Couchbase Lite Full Text Search

436 views
Skip to first unread message

Julio Albuquerque

unread,
Dec 9, 2014, 10:33:18 AM12/9/14
to mobile-c...@googlegroups.com
Hi.
Someone has already developed full text search in Couchbase Lite Android?
I need to search the Couchbase Lite for Android as is done in SQL: like '% text%'
For example: select * from table where name like '% filter%', this form must return all documents where the name contains the filter.
Can anyone help?

Jens Alfke

unread,
Dec 9, 2014, 11:39:03 AM12/9/14
to mobile-c...@googlegroups.com
On Dec 9, 2014, at 7:33 AM, Julio Albuquerque <jcezar.al...@gmail.com> wrote:

Someone has already developed full text search in Couchbase Lite Android?

No, not yet.

I need to search the Couchbase Lite for Android as is done in SQL: like '% text%'
For example: select * from table where name like '% filter%', this form must return all documents where the name contains the filter.

That's not quite the same thing. A SQL LIKE operator is a pattern-match; it doesn't use an index at all, but has to brute-force scan all of the possibilities in O(n) time.
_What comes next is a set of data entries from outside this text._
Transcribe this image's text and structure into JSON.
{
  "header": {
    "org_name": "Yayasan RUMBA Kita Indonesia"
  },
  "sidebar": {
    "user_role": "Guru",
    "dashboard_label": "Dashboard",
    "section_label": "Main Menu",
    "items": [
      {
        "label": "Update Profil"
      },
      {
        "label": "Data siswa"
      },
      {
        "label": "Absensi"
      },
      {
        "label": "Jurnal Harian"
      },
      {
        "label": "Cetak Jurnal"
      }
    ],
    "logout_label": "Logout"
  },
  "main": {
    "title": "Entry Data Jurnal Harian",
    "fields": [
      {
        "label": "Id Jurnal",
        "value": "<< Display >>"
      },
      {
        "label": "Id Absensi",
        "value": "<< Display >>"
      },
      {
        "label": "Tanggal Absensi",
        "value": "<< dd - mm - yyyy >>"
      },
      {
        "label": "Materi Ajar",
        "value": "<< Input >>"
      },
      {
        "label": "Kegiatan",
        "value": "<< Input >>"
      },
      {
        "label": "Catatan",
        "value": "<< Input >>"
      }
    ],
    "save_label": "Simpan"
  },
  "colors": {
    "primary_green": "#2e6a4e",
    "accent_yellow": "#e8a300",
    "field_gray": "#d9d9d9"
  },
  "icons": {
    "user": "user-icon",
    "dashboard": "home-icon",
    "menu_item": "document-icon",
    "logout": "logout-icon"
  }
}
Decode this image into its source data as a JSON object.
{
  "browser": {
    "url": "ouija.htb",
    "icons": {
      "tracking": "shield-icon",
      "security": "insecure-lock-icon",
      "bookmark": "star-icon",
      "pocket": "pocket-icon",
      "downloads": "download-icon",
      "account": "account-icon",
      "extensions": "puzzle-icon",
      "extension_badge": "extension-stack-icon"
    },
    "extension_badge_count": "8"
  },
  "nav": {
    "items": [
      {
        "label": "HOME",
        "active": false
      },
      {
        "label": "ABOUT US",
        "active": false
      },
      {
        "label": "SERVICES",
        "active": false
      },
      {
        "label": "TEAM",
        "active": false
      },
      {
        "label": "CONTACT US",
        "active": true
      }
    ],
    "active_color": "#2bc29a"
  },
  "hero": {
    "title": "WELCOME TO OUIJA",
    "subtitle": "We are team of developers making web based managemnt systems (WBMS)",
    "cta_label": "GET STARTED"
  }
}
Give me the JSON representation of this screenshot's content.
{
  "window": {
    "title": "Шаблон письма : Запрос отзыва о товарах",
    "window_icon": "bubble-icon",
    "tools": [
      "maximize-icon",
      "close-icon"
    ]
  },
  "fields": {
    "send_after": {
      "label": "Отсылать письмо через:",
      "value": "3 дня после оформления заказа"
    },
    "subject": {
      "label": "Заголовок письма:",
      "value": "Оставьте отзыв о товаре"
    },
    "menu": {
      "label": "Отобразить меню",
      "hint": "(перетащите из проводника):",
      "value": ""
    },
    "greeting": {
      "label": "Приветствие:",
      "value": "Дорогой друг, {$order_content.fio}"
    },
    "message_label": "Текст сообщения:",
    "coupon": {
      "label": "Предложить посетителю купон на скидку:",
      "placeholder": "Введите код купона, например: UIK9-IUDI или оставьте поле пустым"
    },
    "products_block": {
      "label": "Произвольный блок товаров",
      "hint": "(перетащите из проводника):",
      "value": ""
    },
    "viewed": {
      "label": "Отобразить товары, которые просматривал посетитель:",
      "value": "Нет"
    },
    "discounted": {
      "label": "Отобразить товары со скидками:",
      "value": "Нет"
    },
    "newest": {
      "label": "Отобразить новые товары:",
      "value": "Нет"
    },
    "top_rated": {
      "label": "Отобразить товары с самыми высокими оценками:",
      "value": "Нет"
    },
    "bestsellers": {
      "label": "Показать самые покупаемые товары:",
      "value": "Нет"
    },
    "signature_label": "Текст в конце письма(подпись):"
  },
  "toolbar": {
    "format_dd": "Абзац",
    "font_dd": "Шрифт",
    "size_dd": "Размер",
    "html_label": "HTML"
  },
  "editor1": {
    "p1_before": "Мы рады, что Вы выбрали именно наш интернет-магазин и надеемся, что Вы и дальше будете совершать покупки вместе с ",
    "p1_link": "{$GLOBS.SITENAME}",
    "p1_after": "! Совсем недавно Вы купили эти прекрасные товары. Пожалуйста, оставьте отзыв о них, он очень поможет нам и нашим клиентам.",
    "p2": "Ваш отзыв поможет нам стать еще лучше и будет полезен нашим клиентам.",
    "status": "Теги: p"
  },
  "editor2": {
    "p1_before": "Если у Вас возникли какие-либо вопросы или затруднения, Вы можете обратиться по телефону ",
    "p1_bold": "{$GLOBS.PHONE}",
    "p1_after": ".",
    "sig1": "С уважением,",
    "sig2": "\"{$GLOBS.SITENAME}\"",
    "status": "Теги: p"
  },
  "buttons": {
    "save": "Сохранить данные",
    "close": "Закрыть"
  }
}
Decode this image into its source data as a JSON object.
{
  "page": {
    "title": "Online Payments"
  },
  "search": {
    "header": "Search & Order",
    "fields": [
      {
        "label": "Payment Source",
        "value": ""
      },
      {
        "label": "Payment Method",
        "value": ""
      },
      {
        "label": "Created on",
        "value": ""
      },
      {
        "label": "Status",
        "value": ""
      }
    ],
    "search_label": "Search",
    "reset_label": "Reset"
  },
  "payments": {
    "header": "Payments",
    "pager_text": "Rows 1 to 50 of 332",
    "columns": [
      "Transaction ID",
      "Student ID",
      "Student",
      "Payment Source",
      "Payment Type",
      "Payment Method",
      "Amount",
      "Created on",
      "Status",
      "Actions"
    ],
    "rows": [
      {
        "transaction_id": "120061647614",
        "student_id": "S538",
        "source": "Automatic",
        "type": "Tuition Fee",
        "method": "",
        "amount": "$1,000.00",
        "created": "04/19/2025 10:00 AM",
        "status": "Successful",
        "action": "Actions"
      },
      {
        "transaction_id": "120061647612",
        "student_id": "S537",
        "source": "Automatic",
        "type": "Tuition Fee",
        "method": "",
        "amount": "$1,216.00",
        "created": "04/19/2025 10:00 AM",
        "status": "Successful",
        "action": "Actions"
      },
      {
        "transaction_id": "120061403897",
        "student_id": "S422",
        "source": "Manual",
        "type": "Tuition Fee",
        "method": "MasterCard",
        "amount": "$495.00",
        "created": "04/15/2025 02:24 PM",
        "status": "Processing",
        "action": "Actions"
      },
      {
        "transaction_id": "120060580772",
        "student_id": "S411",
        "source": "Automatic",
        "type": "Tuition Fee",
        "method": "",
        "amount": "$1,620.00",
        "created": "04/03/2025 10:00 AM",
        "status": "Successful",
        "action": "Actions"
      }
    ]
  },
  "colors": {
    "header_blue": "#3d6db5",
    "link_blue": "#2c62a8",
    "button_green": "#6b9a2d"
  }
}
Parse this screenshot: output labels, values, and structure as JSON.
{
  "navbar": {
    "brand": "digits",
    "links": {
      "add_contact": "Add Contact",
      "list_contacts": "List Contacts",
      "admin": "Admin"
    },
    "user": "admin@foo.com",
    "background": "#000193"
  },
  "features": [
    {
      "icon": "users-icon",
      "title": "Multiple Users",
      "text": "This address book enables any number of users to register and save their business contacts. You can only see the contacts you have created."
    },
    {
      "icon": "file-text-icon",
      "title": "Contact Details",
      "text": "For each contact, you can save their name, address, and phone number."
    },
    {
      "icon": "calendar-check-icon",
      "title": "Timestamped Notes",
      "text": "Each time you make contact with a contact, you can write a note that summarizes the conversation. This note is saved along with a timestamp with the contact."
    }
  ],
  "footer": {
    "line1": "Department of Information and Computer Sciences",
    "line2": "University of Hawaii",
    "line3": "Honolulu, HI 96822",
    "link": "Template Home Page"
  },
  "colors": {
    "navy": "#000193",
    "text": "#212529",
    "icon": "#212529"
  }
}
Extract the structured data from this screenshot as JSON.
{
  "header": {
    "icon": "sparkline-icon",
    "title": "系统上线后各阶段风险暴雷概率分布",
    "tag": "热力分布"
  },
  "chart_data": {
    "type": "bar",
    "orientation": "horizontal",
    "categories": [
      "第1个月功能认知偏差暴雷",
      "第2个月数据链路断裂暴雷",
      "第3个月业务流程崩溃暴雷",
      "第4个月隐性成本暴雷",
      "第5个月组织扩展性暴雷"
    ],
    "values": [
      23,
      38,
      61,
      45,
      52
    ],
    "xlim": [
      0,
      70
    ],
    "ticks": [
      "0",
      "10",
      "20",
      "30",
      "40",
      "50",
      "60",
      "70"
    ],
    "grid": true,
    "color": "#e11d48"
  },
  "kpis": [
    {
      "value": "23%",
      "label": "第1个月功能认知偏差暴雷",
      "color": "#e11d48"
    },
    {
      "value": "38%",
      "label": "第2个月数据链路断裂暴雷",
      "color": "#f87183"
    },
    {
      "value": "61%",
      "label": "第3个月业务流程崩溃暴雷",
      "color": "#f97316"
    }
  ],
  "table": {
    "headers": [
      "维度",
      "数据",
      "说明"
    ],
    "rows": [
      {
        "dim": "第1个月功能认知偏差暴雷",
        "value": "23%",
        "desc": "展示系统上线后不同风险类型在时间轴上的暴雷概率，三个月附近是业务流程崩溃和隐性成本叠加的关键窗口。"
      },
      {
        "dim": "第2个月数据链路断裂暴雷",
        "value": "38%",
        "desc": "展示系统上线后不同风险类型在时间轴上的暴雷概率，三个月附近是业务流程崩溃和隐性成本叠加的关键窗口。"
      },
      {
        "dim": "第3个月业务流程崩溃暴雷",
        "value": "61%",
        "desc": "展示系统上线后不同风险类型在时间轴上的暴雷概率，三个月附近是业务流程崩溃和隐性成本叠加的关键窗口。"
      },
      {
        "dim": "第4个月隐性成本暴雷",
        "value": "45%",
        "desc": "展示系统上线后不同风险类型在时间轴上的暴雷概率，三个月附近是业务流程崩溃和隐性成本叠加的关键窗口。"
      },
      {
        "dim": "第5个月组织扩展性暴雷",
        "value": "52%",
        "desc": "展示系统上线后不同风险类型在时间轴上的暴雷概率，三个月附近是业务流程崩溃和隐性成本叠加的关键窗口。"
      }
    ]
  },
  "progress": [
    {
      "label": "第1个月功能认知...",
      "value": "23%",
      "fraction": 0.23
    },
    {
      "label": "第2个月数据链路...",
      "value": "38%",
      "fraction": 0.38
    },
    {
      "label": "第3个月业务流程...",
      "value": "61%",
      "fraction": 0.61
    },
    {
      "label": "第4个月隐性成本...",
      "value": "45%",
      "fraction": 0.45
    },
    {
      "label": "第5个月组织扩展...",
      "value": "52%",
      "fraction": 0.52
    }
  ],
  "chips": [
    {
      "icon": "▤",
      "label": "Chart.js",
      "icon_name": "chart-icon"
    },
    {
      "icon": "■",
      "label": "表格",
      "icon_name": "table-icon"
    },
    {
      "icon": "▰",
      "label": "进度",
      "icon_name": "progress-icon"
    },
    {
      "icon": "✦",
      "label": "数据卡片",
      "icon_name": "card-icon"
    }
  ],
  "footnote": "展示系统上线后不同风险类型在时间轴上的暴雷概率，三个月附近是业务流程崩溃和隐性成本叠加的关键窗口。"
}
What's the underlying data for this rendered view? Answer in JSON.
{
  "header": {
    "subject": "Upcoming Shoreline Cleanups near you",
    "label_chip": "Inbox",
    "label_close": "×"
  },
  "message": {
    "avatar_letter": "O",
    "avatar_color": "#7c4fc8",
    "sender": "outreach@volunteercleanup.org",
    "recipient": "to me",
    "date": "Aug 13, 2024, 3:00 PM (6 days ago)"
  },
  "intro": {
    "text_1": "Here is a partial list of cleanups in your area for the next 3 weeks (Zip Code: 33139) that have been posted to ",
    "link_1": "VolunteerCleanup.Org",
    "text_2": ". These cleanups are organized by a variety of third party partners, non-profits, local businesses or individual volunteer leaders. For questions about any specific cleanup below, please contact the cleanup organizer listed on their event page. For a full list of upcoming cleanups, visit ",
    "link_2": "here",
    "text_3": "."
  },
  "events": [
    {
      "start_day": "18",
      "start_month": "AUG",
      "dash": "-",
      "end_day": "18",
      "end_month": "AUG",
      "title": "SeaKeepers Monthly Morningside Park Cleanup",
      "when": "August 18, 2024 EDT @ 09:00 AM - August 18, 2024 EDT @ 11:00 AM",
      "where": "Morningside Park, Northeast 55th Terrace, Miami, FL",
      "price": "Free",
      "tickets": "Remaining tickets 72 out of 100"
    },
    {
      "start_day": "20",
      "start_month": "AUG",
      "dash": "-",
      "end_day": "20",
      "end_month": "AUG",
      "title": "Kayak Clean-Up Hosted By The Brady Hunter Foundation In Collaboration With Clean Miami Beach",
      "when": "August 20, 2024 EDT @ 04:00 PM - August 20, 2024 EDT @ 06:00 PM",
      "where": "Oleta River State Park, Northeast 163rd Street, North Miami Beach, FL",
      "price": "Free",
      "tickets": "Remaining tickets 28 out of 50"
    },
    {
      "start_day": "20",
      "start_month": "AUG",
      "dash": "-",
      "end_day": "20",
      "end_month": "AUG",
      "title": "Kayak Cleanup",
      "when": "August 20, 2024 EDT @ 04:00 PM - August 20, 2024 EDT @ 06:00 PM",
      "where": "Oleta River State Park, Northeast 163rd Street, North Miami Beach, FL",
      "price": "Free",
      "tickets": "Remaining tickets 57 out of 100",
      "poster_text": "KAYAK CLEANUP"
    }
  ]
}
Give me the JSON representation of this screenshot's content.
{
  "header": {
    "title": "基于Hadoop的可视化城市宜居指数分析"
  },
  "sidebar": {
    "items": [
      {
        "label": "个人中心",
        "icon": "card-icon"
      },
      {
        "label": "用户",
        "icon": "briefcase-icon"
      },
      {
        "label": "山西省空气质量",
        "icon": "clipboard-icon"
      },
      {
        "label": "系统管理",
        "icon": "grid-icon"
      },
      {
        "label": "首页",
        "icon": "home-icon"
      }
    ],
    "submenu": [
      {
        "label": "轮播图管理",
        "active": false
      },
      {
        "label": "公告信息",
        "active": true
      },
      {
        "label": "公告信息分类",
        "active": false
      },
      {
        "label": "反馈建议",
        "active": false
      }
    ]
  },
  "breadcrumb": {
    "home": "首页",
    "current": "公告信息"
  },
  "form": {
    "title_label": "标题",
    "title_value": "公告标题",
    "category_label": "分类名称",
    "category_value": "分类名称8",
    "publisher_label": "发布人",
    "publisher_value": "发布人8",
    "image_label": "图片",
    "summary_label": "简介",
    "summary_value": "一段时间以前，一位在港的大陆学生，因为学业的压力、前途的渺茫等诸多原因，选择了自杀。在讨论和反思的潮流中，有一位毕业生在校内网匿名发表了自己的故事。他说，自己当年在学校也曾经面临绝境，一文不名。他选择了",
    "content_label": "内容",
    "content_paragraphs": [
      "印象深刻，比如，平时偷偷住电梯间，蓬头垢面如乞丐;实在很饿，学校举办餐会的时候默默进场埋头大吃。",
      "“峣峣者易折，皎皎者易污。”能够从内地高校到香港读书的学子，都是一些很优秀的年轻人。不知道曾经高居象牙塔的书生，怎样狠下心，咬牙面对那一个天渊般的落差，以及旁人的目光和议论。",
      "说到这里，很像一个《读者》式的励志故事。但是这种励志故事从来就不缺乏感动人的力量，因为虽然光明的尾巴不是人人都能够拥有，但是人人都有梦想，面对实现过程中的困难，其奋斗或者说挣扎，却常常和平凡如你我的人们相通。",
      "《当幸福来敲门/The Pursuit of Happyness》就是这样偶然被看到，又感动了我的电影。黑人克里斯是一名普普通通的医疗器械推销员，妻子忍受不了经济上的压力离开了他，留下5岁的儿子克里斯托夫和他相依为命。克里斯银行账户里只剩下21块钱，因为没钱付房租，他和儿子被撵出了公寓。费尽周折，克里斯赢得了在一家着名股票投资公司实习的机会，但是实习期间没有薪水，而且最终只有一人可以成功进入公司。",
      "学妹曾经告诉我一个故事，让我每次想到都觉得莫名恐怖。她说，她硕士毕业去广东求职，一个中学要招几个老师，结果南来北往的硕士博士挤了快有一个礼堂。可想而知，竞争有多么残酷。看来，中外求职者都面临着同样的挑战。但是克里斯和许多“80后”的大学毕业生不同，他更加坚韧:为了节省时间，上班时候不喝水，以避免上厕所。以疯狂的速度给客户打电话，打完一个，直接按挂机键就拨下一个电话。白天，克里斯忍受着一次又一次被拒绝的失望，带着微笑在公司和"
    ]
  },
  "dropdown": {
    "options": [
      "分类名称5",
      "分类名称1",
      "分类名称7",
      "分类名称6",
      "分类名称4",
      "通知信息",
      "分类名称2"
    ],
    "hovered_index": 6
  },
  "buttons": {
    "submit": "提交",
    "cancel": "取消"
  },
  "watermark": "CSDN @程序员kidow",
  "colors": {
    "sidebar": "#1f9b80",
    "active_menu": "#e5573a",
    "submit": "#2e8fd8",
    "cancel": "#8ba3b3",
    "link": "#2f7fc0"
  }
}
You can do the same thing yourself by creating a view that emits that 'name' property as the key or value, then iterating over all the query rows looking for matches.

Full-text search is much faster because it uses an index, but it's word-based. For example, searching for "hat" wouldn't find the word "what" because they're different words.

—Jens

Julio Albuquerque

unread,
Dec 10, 2014, 9:37:26 AM12/10/14
to mobile-c...@googlegroups.com
ny idea how to search partial text in your document?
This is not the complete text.